El Festival de Buenos Aires, que adoro, se termina y lamento no haber podido ver nada. El cambio de septiembre a enero no ayuda. Muchos padres tradicionales que seguimos la agenda escolar y no la del antojo teatral estamos de vacaciones o tratamos de estarlo. Así que me entero poco de las novedades y sería injusto pretender evaluarlas. Pero al terminar una función de nuestra obra, una chica me solicita una entrevista de una sola pregunta y prende la cámara: ¿qué pienso de la existencia de un FIBA con artes visuales? La corrijo, pienso que se equivocó: con artes escénicas. En realidad, me dice, lo que nos mandan a preguntar es por lo otro.
¿Festivalizar como teatro las artes visuales? Me deprimo in situ y pido que apaguemos la cámara para no aparecer despotricando mi ira irreflexiva. El futuro ya llegó, pienso. Hace unos años, el director del referente de teatro político de Berlín Oriental, la Volksbühne, fue reemplazado por el curador del museo Tate Modern de Londres. La comunidad teatral reaccionó. Se temió que el mensaje a los teatristas fuera: abandonemos el teatro a favor de lo performático y el diseño de producción de las artes visuales (que suele ser más un emplazamiento de cosas que de personas). Por detrás, el añoso runrún dicta: abandonemos la palabra y cedamos al imperio de la imagen, más afín al eslogan y al impacto que al desarrollo de relato.
Exagero: las cosas no fueron tan así y están llenas de matices.
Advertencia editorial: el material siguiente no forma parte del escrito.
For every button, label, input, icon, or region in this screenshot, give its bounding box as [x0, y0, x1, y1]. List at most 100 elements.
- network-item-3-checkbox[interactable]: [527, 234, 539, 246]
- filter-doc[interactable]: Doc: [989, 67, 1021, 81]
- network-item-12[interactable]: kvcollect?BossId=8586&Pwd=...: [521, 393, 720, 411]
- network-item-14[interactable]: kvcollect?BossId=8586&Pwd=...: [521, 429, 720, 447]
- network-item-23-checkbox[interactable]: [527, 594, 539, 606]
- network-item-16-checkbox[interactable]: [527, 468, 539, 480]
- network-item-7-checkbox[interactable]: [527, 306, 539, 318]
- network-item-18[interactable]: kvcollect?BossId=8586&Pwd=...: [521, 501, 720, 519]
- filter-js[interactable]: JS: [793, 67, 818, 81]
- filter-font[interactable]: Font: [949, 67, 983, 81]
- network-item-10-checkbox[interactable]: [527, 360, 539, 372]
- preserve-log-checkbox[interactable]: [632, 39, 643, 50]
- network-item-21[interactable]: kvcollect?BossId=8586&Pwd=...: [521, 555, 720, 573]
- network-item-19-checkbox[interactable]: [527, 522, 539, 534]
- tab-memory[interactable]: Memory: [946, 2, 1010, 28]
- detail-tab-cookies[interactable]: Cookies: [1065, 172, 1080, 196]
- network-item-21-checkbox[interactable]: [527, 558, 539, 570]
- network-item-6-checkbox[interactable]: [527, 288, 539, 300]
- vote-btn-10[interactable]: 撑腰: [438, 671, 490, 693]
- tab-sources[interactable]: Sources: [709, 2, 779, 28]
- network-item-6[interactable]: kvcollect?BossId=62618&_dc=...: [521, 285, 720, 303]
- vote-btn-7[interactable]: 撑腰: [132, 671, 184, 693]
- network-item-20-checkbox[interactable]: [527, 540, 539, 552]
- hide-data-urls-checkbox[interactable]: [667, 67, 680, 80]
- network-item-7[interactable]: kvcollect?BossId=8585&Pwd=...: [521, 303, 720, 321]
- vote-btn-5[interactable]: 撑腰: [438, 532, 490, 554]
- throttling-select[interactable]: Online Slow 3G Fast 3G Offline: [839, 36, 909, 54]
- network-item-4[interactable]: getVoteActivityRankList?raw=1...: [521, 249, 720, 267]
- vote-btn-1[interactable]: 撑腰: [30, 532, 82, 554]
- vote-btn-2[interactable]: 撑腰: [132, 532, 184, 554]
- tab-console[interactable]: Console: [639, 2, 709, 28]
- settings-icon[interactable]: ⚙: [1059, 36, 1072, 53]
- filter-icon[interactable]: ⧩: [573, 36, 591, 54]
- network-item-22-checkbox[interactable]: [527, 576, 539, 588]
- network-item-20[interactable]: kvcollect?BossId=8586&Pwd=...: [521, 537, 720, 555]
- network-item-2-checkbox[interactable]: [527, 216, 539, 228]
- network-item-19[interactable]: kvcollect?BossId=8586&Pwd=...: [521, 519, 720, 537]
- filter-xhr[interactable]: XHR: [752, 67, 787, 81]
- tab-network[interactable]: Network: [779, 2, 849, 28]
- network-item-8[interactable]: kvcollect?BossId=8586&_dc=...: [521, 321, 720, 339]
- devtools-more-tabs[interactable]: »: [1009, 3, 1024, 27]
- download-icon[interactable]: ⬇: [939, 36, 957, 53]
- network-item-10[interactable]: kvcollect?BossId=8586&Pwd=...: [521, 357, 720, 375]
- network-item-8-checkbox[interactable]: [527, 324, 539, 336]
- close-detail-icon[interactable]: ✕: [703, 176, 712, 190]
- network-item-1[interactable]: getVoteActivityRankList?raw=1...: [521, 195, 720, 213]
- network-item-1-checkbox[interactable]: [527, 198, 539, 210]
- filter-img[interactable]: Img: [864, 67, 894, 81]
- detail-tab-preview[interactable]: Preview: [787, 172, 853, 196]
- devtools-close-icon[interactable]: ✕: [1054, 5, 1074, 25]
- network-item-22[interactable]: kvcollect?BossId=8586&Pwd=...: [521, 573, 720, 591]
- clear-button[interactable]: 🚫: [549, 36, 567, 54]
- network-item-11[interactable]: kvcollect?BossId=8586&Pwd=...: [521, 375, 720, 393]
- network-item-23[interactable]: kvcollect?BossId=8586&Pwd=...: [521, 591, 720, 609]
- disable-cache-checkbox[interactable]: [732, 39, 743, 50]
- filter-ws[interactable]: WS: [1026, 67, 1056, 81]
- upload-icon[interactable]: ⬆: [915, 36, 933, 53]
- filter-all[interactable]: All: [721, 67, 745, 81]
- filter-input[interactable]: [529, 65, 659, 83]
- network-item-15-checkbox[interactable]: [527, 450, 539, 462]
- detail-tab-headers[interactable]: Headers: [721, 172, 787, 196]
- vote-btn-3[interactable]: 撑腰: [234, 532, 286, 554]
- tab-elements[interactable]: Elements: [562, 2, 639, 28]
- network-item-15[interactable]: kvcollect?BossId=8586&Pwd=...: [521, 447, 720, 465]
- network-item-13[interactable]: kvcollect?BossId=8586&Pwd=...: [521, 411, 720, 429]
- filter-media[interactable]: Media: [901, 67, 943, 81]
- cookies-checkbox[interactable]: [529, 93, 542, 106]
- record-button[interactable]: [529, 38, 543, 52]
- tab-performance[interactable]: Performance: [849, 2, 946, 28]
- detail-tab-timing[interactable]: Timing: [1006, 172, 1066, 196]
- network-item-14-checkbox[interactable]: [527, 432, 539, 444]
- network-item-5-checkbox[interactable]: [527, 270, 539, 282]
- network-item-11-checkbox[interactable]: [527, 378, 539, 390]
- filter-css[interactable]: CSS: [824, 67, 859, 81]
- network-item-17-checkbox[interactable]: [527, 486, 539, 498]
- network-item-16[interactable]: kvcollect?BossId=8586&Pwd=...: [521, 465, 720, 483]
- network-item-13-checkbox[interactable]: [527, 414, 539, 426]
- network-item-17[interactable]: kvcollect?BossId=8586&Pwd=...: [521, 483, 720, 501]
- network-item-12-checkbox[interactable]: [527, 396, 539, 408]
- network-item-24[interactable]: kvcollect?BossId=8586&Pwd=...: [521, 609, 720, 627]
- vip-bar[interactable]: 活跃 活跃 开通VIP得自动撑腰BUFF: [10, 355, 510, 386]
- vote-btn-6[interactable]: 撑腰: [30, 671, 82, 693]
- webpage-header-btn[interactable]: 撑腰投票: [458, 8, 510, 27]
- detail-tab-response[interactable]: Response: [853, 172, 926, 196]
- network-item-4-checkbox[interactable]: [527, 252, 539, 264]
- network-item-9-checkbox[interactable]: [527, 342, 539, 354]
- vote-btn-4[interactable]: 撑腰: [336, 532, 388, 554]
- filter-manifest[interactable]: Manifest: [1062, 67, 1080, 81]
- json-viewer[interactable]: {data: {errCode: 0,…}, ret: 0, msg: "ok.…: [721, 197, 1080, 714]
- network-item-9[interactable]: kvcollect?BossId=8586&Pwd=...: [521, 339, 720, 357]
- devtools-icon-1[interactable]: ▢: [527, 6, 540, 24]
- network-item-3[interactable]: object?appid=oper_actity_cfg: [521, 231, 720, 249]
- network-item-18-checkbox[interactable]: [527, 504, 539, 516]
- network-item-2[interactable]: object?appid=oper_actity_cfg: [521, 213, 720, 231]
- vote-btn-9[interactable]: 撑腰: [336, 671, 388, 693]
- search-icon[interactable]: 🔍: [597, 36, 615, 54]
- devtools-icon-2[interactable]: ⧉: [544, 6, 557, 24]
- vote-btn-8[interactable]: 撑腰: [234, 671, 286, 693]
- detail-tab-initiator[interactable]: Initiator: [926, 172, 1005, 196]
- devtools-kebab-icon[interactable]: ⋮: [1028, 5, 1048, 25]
El curador provenía (antes de la Tate) del teatro. Pero no deja de hacer ruido. Vivimos saturados de imágenes que no parecen necesitar de un festival propio. La palabra, en cambio, retrocede al valor del twit. El teatro se achica al fulgorcito del microteatro. ¿Qué necesidad de aplazar la complejidad literaria para entregarse al masaje pasajero del ojo y de sus nervios? Así que, ya que me preguntan, no estoy de acuerdo. Y por cierto: en la inespecificidad del teatro, lo visual no nos es ajeno. No hay novedad. Solo el triste cambio de fecha, me parece.